Hier der business-panorama.de - Artikel vom 02.05.2011 im Wortlaut:
Breitband für alle? Der Unmut wächst
"Breitband für alle" hieß es noch vor zwei Jahren aus den Mündern von Politikern und Netzbetreibern. Der flächendeckende Ausbau von schnellem Internet in ganz Deutschland lässt aber weiter auf sich warten. Der "Bundesverband Initiative gegen digitale Spaltung" (geteilt.de) hat jetzt zum wiederholten Mal seinen Unmut darüber geäußert und bezichtigt die Lobbyverbände der Wirtschaft VATM, Breko und Bitkom der bewussten kollektiven Abwehrhaltung. Nach Ansicht des geteilt.de-Sprechers Bernd Rudolph wolle die Wirtschaft offenbar nicht für den flächendeckenden Ausbau des deutschen Breitbandnetzes verantwortlich gemacht werden.
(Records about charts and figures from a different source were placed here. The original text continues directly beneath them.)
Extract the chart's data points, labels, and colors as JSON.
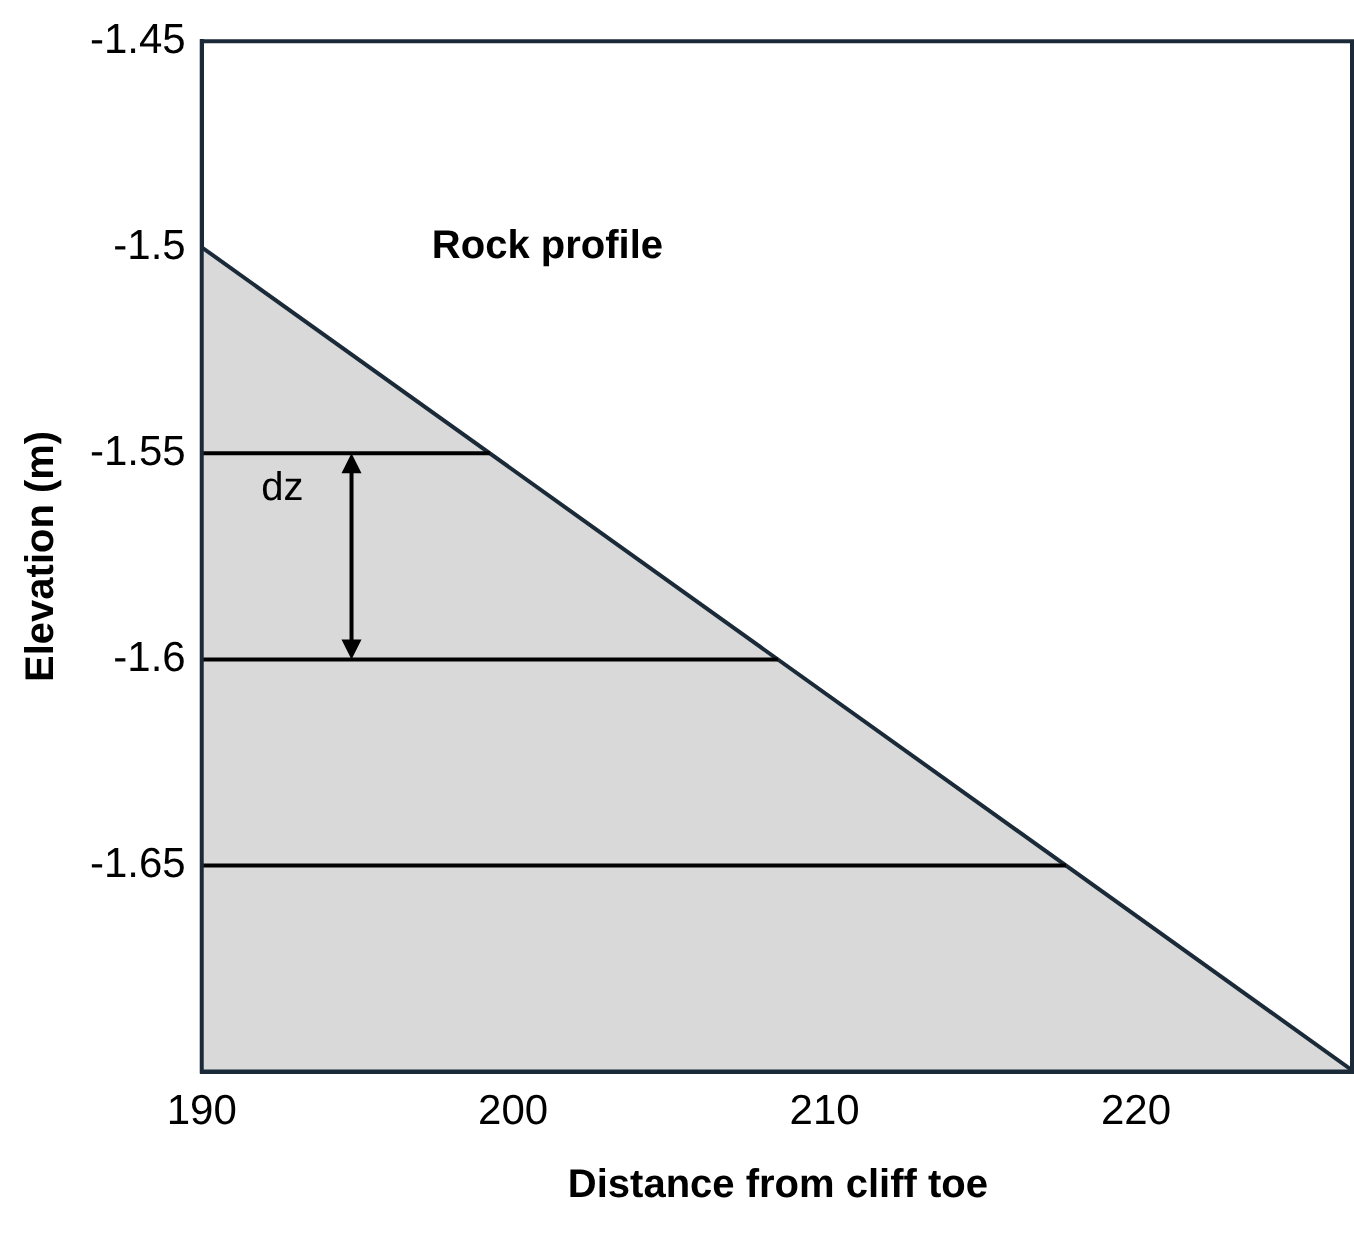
{
  "chart_data": {
    "type": "area",
    "xlabel": "Distance from cliff toe",
    "ylabel": "Elevation (m)",
    "xlim": [
      190,
      227
    ],
    "xticks": [
      190,
      200,
      210,
      220
    ],
    "ylim": [
      -1.7,
      -1.45
    ],
    "yticks": [
      -1.45,
      -1.5,
      -1.55,
      -1.6,
      -1.65
    ],
    "grid": false,
    "legend": false,
    "marker": "none",
    "series": [
      {
        "color": "#d9d9d9",
        "x": [
          190,
          227
        ],
        "values": [
          -1.5,
          -1.7
        ]
      },
      {
        "type": "line",
        "color": "#000000",
        "x": [
          190,
          199.25
        ],
        "values": [
          -1.55,
          -1.55
        ]
      },
      {
        "type": "line",
        "color": "#000000",
        "x": [
          190,
          208.5
        ],
        "values": [
          -1.6,
          -1.6
        ]
      },
      {
        "type": "line",
        "color": "#000000",
        "x": [
          190,
          217.75
        ],
        "values": [
          -1.65,
          -1.65
        ]
      }
    ],
    "annotations": [
      "Rock profile",
      "dz"
    ]
  }
}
Grund für deren Aufregung sei wohl der außer von der FDP von allen im Bundestag vertretenen Parteien diskutierte Weg hin zu einer gesetzlich garantierten Breitbandversorgung für alle. Wie Telefon, Strom und Wasser sollte danach bald allen Bürgern der Zugang zum schnellen Internet ermöglicht werden - also ein sogenannter "Universaldienst", den geteilt.de bereits seit Jahren fordert.
Stattdessen versuche die Wirtschaft immer noch vergeblich, die digitale Spaltung vom Markt auflösen zu lassen. Doch auch zwölf Jahre nach dem Start der DSL-Vermarktung seien noch immer Millionen Haushalte un- oder unterversorgt. Seit einigen Jahren werde ohne Förderung fast gar nichts mehr ausgebaut. "Ein solches Marktversagen als Erfolgsmodell zu verkaufen, ist dreist", urteilt Rudolph.
Den Verweis auf Funktechnologien wie LTE (Mobilfunk der 4. Generation) lässt die Initiative dabei nicht gelten. Denn um diese Netze vor Überlastung zu schützen, würden die Volumen seitens der Betreiber begrenzt. Zudem dürften in den Funkzellen mit zehn Kilometern Durchmesser und hunderten Nutzern die Bandbreiten schnell deutlich unter die bei Anbietern so beworbene "bis zu"-Grenze absinken. Rudolph: "Mobilfunk ist kein Festnetzersatz und wird dies wohl auch nie sein. Die Unternehmen sollten aufhören, den Bürgern hier ein X für ein U vorzumachen."
Zumal der Ausbau der LTE-Netze offenbar sowieso nicht recht in die Gänge kommt. Nach Informationen des Fachmagazins "Computer Bild" gibt es den Mobilfunk 4G bisher nur bei der Telekom und Vodafone. E-Plus habe erst gar keine dieser Frequenzen ersteigert und O2 will seinen Ausbau erst Mitte des Jahres starten. Die Telekom hat erst 200 000 der avisierten 1,3 Millionen Haushalte mit LTE versorgt. Und dort, wo es LTE schon gibt, scheint die Realität den Kritikern Recht zu geben: Beim Telekom-Angebot "Call & Surf Comfort via Funk" etwa gibt es für knapp 40 Euro pro Monat bislang höchstens drei Megabit pro Sekunde - theoretisch verspricht die Technologie aber maximal 100 Megabit pro Sekunde. Zum Vergleich: Im DSL-Netz sind 16 Mbit/s bei der Telekom fünf Euro günstiger.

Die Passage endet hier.